"C'est une journée historique", a souligné Doris Leuthard devant la presse. Le premier réacteur à être mis hors service devrait être Beznau I en 2019, Beznau II et Mühleberg suivraient en 2022. La centrale de Gösgen serait fermée en 2029 et celle de Leibstadt en 2034.
Ces dates sont néanmoins théoriques. Il n'est pas exclu qu'un réacteur garantissant toute sécurité puisse être exploité pendant 60 ans, a dit la ministre de l'énergie, longtemps donnée comme une partisane du nucléaire en raison des mandats précédant son accession au gouvernement. "Il faut faire confiance aux experts."
Centrales sûres
Le Conseil fédéral a tranché après une séance de quatre heures et communiqué plus rapidement que prévu pour éviter les fuites. Malgré la catastrophe de Fukushima, il ne voit "aucune raison de décréter un arrêt anticipé des installations", une "exploitation sûre" étant garantie, a précisé Doris Leuthard.
En cas d'arrêt anticipé, la sécurité de l'approvisionnement énergétique du pays serait remise en question et la Confédération devrait indemniser les exploitants. Actuellement, la production électrique se compose de 56% de force hydraulique, 39% de nucléaire et de 5% d'autres sources.

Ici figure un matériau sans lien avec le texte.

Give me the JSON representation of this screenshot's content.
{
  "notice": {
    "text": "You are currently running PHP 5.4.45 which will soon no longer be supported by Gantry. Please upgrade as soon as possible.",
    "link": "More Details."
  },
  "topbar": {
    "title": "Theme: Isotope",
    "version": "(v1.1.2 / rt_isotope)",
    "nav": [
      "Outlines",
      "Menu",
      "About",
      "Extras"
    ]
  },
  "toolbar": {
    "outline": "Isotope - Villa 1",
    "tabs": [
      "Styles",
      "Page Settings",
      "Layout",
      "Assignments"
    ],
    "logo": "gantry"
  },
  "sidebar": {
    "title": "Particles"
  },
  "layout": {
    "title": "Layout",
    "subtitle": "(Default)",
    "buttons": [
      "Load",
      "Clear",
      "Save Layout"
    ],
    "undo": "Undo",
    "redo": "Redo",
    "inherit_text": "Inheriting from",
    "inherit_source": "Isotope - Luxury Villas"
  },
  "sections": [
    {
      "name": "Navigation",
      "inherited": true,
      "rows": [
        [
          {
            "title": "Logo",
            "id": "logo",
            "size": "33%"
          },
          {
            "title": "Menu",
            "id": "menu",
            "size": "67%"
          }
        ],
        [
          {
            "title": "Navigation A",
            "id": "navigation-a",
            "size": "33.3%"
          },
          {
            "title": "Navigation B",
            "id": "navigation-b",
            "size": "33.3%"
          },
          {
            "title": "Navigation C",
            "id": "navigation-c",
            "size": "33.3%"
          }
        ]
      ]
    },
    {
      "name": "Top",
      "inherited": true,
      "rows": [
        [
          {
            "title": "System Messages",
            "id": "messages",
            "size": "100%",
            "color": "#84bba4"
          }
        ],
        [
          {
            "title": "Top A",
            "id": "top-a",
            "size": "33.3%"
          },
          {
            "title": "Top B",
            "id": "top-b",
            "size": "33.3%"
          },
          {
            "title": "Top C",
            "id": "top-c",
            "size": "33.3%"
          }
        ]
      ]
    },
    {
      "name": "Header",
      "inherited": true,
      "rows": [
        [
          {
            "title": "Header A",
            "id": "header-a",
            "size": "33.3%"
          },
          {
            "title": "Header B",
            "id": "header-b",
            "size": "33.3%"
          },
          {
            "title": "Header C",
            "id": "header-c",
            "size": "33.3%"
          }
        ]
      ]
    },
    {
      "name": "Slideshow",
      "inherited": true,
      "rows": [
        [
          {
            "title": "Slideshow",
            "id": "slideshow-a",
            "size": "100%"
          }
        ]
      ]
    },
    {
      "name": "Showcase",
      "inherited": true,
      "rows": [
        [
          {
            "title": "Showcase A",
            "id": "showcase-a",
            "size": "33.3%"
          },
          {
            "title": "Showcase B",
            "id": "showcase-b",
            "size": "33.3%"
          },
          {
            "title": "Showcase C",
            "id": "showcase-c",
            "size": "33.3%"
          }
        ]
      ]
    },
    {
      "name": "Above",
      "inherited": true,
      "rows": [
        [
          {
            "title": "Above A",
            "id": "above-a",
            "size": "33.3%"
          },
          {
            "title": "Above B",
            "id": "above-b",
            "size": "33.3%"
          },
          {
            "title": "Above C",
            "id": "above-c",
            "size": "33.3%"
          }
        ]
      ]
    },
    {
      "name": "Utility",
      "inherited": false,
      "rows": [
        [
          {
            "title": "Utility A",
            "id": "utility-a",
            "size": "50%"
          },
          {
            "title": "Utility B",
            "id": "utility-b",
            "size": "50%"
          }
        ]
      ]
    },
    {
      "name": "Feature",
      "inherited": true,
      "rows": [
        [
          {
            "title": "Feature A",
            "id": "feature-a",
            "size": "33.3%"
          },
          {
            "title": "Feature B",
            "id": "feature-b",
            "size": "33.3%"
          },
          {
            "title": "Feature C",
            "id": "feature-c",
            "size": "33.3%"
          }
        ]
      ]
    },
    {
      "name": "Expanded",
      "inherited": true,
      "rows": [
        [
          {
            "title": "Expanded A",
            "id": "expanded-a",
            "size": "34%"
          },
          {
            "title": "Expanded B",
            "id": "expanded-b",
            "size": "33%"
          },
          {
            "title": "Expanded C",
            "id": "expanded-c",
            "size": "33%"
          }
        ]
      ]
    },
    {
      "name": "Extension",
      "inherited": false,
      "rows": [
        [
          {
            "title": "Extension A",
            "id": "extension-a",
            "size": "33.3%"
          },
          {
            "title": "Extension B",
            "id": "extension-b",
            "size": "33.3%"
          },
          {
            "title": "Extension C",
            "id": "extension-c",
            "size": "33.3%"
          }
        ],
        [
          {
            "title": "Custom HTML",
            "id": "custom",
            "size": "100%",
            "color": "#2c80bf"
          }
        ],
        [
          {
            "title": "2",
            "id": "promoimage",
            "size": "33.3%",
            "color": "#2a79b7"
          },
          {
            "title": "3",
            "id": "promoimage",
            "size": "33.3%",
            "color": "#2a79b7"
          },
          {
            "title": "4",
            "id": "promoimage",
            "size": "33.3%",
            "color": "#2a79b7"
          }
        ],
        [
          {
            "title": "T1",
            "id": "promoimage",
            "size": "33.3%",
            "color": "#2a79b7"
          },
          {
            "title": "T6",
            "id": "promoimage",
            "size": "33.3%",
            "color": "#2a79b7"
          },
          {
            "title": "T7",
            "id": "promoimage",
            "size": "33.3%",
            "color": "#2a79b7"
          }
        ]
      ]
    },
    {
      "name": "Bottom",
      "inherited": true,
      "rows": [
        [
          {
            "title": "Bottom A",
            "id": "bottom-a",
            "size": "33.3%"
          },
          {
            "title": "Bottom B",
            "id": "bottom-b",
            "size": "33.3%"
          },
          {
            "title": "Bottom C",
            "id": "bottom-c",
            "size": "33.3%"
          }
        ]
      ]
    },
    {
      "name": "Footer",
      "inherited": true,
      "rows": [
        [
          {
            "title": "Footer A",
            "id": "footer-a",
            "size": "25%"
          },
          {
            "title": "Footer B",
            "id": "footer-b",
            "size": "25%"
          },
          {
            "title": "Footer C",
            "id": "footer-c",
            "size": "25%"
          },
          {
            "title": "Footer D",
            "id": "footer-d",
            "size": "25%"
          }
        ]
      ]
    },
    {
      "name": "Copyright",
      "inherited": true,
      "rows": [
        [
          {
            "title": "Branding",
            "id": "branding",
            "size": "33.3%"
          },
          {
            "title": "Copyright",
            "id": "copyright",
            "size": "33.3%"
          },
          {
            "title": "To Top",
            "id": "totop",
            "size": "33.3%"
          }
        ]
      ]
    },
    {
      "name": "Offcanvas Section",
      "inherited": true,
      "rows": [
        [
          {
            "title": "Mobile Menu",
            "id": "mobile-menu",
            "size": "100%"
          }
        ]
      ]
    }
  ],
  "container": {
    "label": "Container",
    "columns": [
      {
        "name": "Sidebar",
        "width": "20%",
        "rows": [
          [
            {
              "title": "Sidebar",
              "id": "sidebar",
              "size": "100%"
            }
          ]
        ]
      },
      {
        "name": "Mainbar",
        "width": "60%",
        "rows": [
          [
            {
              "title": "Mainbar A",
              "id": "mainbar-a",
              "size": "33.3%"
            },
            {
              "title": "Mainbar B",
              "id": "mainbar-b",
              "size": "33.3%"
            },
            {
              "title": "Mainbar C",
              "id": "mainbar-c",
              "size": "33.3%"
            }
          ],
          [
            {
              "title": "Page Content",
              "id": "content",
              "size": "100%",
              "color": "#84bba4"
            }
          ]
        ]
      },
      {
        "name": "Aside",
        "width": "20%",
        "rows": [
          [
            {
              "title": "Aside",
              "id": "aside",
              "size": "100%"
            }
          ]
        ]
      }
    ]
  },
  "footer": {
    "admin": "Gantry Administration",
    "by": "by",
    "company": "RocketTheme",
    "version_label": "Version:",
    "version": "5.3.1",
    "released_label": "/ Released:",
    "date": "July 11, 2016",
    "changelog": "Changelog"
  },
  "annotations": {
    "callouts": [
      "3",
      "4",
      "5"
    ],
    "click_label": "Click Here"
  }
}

La troisième option examinée, soit le statu quo, a elle aussi été écartée. La catastrophe de Fukushima, au Japon, a fait apparaître des risques résiduels trop importants. Un autre aspect plaide en faveur d'un abandon de l'atome: l'augmentation prévisible du prix de revient du courant nucléaire liée aux investissements dans la sécurité ou à l'élimination des déchets par exemple.
Courant plus cher
Mais l'abandon progressif du nucléaire a un prix. Il faudra en particulier rénover un réseau électrique vieilli. Selon le Conseil fédéral, la réorientation de l'approvisonnement électrique du pays coûtera 0,4 à 0,7% du produit intérieur brut par an, soit 2,2 à 3,8 milliards de francs.
Le consommateur risque de débourser 10% à 15% de plus pour son courant, a précisé Pascal Previdoli, directeur suppléant de l'Office fédéral de l'énergie. Mais la note finale dépendra de beaucoup de facteurs. Pour financer la sortie du nucléaire, de nombreuses pistes sont à l'étude dont une taxe incitative et un centime énergétique.
Chance pour la Suisse
D'un autre côté, construire une nouvelle centrale nécessiterait 6 milliards d'investissements, a relevé Doris Leuthard. Et abandonner le nucléaire "est une chance pour la Suisse" aux yeux de l'Argovienne. Elle promet des investissements importants dans le développement de technologies innovantes et un attrait accru pour les investisseurs.
Les énergies renouvelables représentent pour l'instant moins de 1% du mix électrique du pays. Le Conseil fédéral veut les doper. Il table aussi sur des économies accrues d'énergie, le développement de la force hydraulique, des centrales à gaz et des importations de courant.
Toujours du nucléaire
Le nucléaire ne disparaîtra ainsi pas complètement des foyers suisses. Selon la conseillère fédérale, il n'est pas possible de l'exclure des importations européennes, mais celles-ci sont destinées avant tout à éviter une pénurie de courant. Les Chambres fédérales se prononceront sur le dossier lors de la session de juin.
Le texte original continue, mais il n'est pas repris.